Дальнейшее исследование кастрационного комплекса как фактора, обусловившего единосущностность пушкинского творчества, могло бы развертываться в нескольких направлениях:
— в первую очередь, необходимо подробно разобрать эквивалентности, которые Пушкин утверждал между эксплицитными и глубоко зашифрованными реализациями кастрационного комплекса. Так, повторяющееся у Пушкина сцепление мотивов пути и страха смерти («Телега жизни», «Дорожные жалобы») параллельно ассоциации: «путь» & «страх любви, отказ от сексуальных притязаний» — ср. уже цитировавшееся стихотворение «Подъезжая под Ижоры…»: «Но колен моих пред вами Преклонить я не посмел И влюбленными мольбами Вас тревожить не хотел». Пушкинские тексты о внезапно обрывающемся или упирающемся в ничто пути, лишенные сексуальной подоплеки, открываются тем не менее для верифицирования в качестве проявлений кастрационного комплекса;
— кроме этого, предстоит прояснить ту специфику, которую в пушкинской картине мира получают в результате превращения признакового в беспризнаковое такие абстрактные моделирующие категории, как пространство, причинность, время, социальность и пр. В плане художествен ной социальности, например, для Пушкина особенно важно было изображать коллектив, существующий несмотря на то, что потерян некогда организовывавший его принцип (мы имеем в виду, разумеется, пушкинские стихотворения, посвященные сходкам бывших соучеников Лицея; ср. незримые, тайные, т. е. беспризнаковые для внешнего наблюдателя, сообщества, определившие политическую культуру романтической эпохи);
— наконец, еще одна актуальная в нашем случае исследовательская задача состоит в том, чтобы перейти от психоаналитического изучения лирики Пушкина к соответствующему освещению его драматики и нарративики и сформулировать правила, по каким конституируется типично пушкинский сюжет (история наказания наказывающего, которой мы бегло коснулись в данной главе, — лишь один из вариантов этого сюжета).
* * *
Нельзя избежать и вопроса, который перевел бы в случае Пушкина общую диахроническую психокультурологию в этнический план. Почему в России (и среди европейских стран — только в России) кастрационное творчество было возведено в ранг национальной гениальности? Почему именно русские сделали кастрационную поэзию той инстанцией, которая идентифицировала и идентифицирует их? Позднесредневековому и ренессансному национальному гению романских народов, барочному — испанцев и англичан, просвещенческому — немцев, позитивистскому — скандинавов русские противопоставили романтика, которого Аполлон Григорьев назвал «нашим всем».

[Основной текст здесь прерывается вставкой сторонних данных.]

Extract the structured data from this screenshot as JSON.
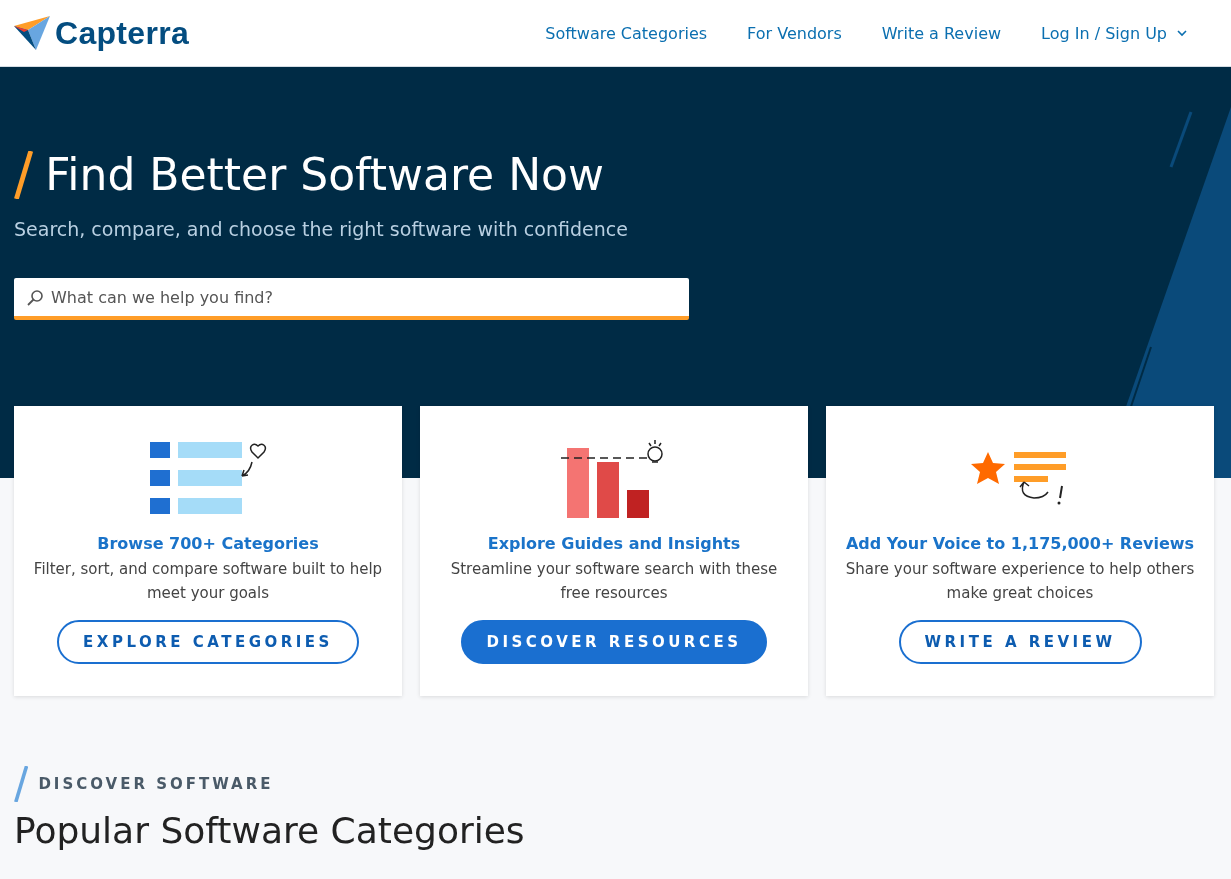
{
  "header": {
    "logo": "Capterra",
    "nav": [
      {
        "label": "Software Categories",
        "has_menu": false
      },
      {
        "label": "For Vendors",
        "has_menu": false
      },
      {
        "label": "Write a Review",
        "has_menu": false
      },
      {
        "label": "Log In / Sign Up",
        "has_menu": true
      }
    ]
  },
  "hero": {
    "title": "Find Better Software Now",
    "subtitle": "Search, compare, and choose the right software with confidence",
    "search": {
      "placeholder": "What can we help you find?"
    }
  },
  "cards": [
    {
      "kind": "categories",
      "title": "Browse 700+ Categories",
      "text": "Filter, sort, and compare software built to help meet your goals",
      "button": {
        "label": "EXPLORE CATEGORIES",
        "kind": "outline"
      }
    },
    {
      "kind": "guides",
      "title": "Explore Guides and Insights",
      "text": "Streamline your software search with these free resources",
      "button": {
        "label": "DISCOVER RESOURCES",
        "kind": "filled"
      }
    },
    {
      "kind": "reviews",
      "title": "Add Your Voice to 1,175,000+ Reviews",
      "text": "Share your software experience to help others make great choices",
      "button": {
        "label": "WRITE A REVIEW",
        "kind": "outline"
      }
    }
  ],
  "section": {
    "eyebrow": "DISCOVER SOFTWARE",
    "heading": "Popular Software Categories"
  }
}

Возможно, ответ на этот вопрос состоит в том, что для русских, потерявших свою исходную идентичность в процессе Петровских реформ, иррефлексивность оказалась особенно важной (ср. петровскую тему у Пушкина). Но углубляться в проблему этнопсихоистории мы не будем. Материал русской культуры эксплуатируется в этой книге для того, чтобы поставлять примеры для нашего понимания психоистории как таковой. Запад и Восток в их общей психичности здесь равны.